DataSets and DataTables

DataSet and DataTable objects are used for disconnected data access. They hold data in memory, allowing you to work with it without keeping a connection to the database open. This is useful for UI applications or when you need to perform complex data manipulations offline.

A DataSet can contain multiple DataTable objects, representing different tables from your database. You can define relationships between these tables within the DataSet.

DataAdapters

DataAdapter objects act as a bridge between a DataSet (or DataTable) and a data source. They are responsible for filling the DataSet with data from the database using a SELECT command and for synchronizing changes made to the DataSet back to the database using INSERT, UPDATE, and DELETE commands.

Key methods of a DataAdapter include:

Fill(): Populates a DataSet or DataTable.
Update(): Updates the data source with changes made in the DataSet or DataTable.

Transactions

For operations that require atomicity (all operations succeed or all fail), ADO.NET supports transactions. You can begin a transaction, execute multiple commands within that transaction, and then either commit or rollback the transaction.

using System.Data.SqlClient;

// ...

using (SqlConnection connection = new SqlConnection(connectionString))
{
    connection.Open();
    SqlTransaction transaction = connection.BeginTransaction();

    try
    {
        // Command 1
        string query1 = "UPDATE Products SET UnitPrice = UnitPrice * 1.1 WHERE ProductID = 1";
        using (SqlCommand command1 = new SqlCommand(query1, connection, transaction))
        {
            command1.ExecuteNonQuery();
        }

        // Command 2
        string query2 = "INSERT INTO AuditLog (Message) VALUES ('Price updated for ProductID 1')";
        using (SqlCommand command2 = new SqlCommand(query2, connection, transaction))
        {
            command2.ExecuteNonQuery();
        }

        transaction.Commit();
        Console.WriteLine("Transaction committed successfully.");
    }
    catch (Exception ex)
    {
        transaction.Rollback();
        Console.WriteLine($"Transaction rolled back: {ex.Message}");
    }
}

Error Handling

Robust error handling is crucial when interacting with databases. ADO.NET exceptions, such as SqlException, provide detailed information about errors that occur during database operations. Always wrap your database code in try-catch blocks.

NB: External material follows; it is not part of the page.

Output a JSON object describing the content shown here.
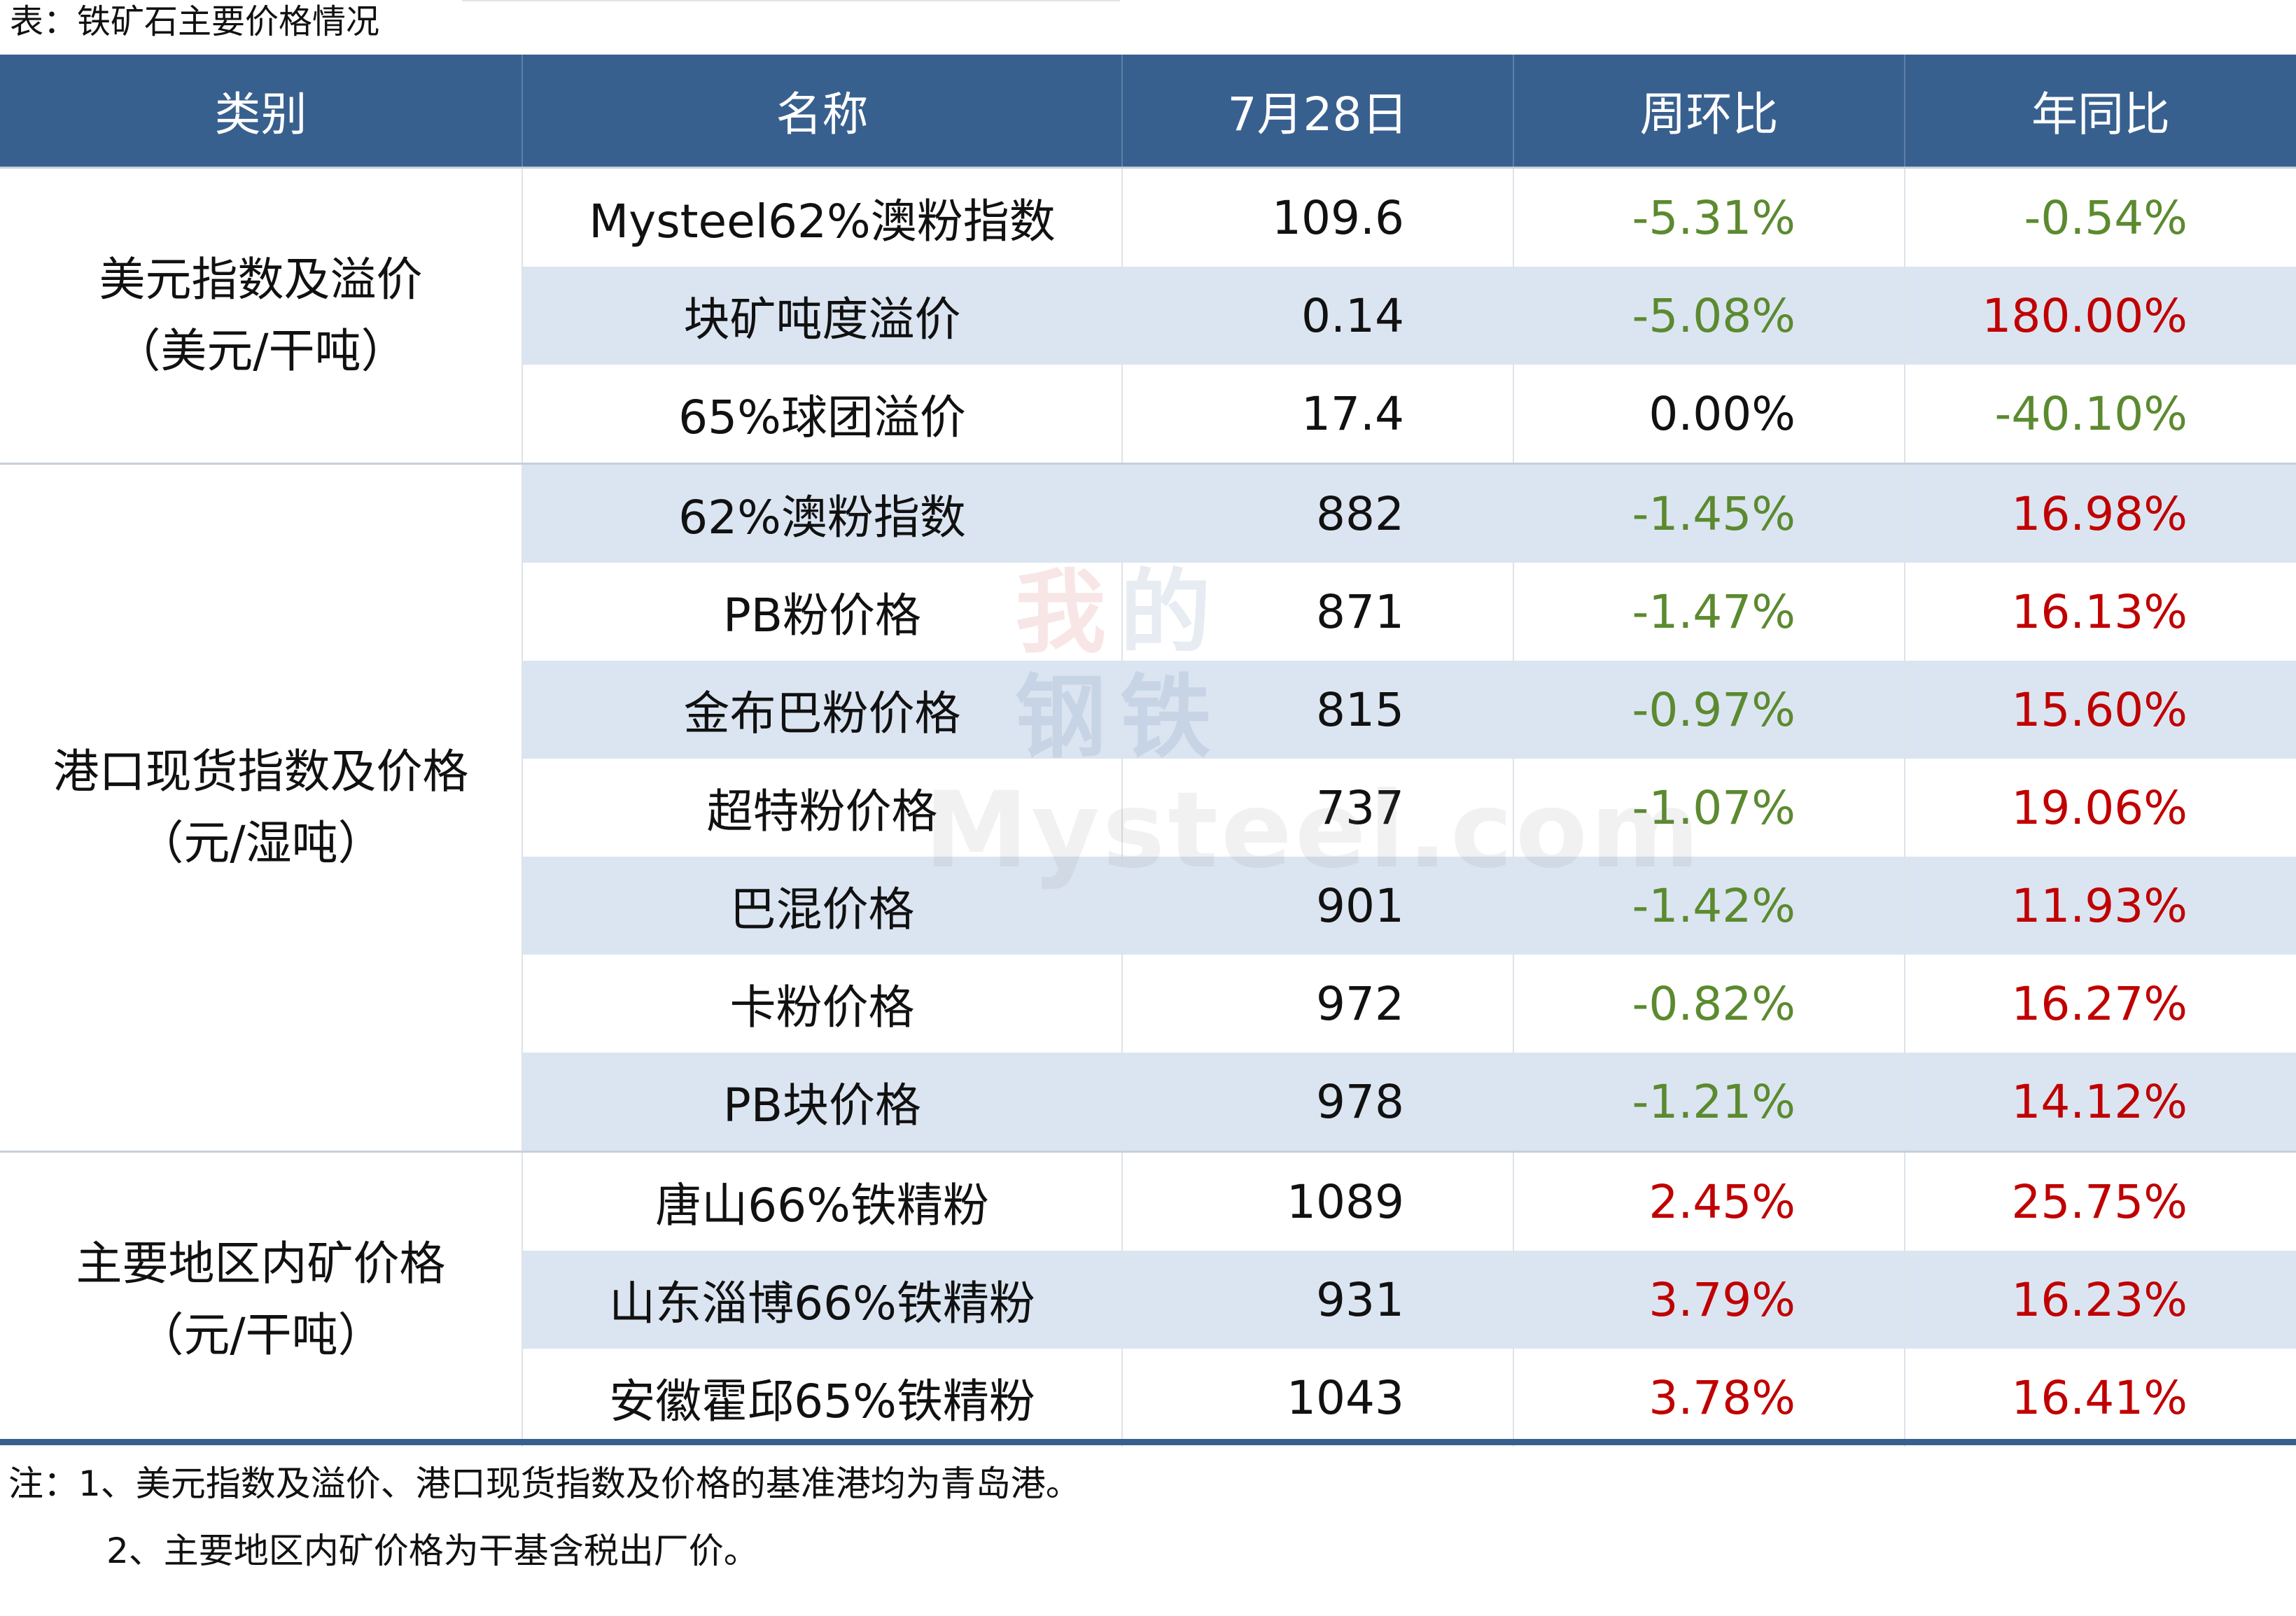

Note: Always use parameterized queries or stored procedures to prevent SQL injection vulnerabilities. Never concatenate user input directly into SQL strings.

Best Practices

Use using statements: Ensure that database connections, commands, and readers are properly disposed of by using the using statement.
Parameterized queries: Always use parameterized queries or stored procedures to prevent SQL injection attacks.
Connection pooling: ADO.NET providers typically implement connection pooling, which reuses database connections. Ensure your connections are properly opened and closed to benefit from this.
Select only necessary columns: Retrieve only the data you need to improve performance.
Use DataReader for forward-only access: For simple, sequential data reading, DataReader is more efficient than DataSet.
Minimize disconnected data: While disconnected access is powerful, it can lead to concurrency issues if not managed carefully.
Handle exceptions: Implement comprehensive error handling for all database operations.

Tip: Consider using Entity Framework or Dapper for higher-level Object-Relational Mapping (ORM) or micro-ORM capabilities when building modern .NET applications.